David Asprey has dedicated his life to understanding out the human body works and how to increase its functionality. The former tech executive, who was at the forefront of the cloud computing movement, started his now-famous Bulletproof blog as a humble quest for self-improvement but what he discovered was there was a incredible demand for the kind of information that he was researching. During his experimentation he discovered a way to avert early morning food cravings through his morning coffee, by adding grass-fed butter and MCT oil (which has since been replaced by his own Octane Brain oil). He posted his finding on the Internet and seemingly overnight had started coffee craze that took over the fitness world. Since then Asprey has published the best-selling Bulletproof Diet and considers that creation the “gateway drug” to the masses. Now there is a riveted audience of millions that look to him daily to unlock other biological secrets, or “biohacks”, through his supplement line or popular podcast. Here we had Asprey share a few of his tips for getting more out of training with the Playbook community.
Ditch The Antioxidants
Do not take antioxidants before you start working out. You actually want to cause inflammation, which is why exercising heavily every day is not going to allow you the right kind of recovery. So try to skip the Vitamin C and Vitamin D. You want to feel sore the day after training, you will feel the free radicals and take your antioxidants then.

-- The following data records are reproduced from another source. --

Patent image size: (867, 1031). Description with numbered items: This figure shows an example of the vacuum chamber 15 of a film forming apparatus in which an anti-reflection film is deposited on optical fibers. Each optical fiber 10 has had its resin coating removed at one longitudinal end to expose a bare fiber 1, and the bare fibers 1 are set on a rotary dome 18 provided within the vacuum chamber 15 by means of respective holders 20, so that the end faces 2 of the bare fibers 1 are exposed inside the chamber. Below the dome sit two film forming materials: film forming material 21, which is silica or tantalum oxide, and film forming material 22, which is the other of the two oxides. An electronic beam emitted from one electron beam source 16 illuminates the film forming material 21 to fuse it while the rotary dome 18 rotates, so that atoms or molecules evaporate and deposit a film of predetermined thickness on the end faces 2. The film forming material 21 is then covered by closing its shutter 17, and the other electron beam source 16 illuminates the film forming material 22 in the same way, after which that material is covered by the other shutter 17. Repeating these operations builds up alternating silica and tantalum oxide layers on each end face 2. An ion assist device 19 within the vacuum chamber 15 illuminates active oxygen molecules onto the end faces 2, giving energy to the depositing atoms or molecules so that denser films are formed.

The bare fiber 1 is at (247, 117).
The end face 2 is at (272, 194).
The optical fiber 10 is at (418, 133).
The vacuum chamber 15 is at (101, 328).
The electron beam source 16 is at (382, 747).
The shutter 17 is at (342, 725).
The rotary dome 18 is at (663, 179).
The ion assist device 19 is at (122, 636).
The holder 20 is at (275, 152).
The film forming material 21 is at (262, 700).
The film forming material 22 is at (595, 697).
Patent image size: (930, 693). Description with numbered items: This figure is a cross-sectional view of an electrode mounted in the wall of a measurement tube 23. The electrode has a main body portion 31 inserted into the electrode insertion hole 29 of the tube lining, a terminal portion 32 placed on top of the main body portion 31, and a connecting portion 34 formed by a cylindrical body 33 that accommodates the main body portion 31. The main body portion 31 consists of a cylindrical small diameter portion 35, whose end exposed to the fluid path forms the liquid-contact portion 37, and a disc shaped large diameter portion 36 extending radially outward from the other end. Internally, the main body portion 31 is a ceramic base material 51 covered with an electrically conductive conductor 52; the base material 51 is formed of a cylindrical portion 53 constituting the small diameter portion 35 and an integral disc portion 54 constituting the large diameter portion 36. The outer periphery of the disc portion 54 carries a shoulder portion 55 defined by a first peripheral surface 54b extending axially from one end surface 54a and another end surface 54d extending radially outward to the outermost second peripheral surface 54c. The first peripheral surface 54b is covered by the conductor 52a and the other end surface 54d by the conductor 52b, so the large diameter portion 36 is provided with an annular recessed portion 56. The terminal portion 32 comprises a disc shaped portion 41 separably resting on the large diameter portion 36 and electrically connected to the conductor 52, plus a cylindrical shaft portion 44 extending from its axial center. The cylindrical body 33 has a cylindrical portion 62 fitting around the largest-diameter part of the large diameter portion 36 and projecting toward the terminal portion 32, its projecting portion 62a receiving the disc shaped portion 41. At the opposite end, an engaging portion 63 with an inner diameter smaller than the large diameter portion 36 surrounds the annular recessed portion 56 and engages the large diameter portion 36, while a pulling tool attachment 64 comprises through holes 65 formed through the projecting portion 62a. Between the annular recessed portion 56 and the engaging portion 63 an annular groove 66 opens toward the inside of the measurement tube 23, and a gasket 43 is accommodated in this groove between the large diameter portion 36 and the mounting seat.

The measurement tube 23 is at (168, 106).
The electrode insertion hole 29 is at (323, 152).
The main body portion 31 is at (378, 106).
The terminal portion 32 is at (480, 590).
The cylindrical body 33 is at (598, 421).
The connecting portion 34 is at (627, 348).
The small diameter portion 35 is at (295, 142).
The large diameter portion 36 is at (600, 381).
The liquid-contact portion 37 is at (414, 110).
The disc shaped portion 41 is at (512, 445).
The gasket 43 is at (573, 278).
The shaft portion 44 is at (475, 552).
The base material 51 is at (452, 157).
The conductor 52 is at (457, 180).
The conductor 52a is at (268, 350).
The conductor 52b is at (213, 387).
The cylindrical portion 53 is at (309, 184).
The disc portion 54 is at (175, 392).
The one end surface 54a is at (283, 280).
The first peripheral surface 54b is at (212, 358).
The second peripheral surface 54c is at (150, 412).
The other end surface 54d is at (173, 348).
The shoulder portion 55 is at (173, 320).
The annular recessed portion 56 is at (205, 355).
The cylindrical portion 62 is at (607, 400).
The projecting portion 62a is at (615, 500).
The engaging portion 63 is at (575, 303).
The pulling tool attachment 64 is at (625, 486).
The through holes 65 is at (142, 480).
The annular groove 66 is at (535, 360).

I would say you are fully ketogenic, and very carefully following your diet each meal, it is not a bad idea to exercise in a fasting state and then eat some carbs after. That does not mean go overboard with a loaf of bread or a pint of ice cream, but definitely, eat a little rice or sweet potato. That will help you grow muscle more quickly than if you were eating just fats and vegetables. The carbs will help with the recovery.
I have actually found out that lying down for about 90 seconds in between sprints or high-intensity training actually has incredible metabolic benefits. Through my research, it seems like going for high-intensity sessions is the way to go for the maximum effect. Then between those exertions layout on the gym floor. That is biologically active and has a much better effect than walking or standing during your rest period.
It is not how much you get, but how good the rest you get is. There are a number of ways to help you get better shut-eye. For one phone use should be banned from the bedroom, especially in the hour before you actually put your head down. Put your phone in “Airplane Mode” to make sure that your mind is not wandering on what calls or texts you could be missing. Going to bed early is not necessarily better than going to bed late, it really depends on what cycle your body is naturally inclined to.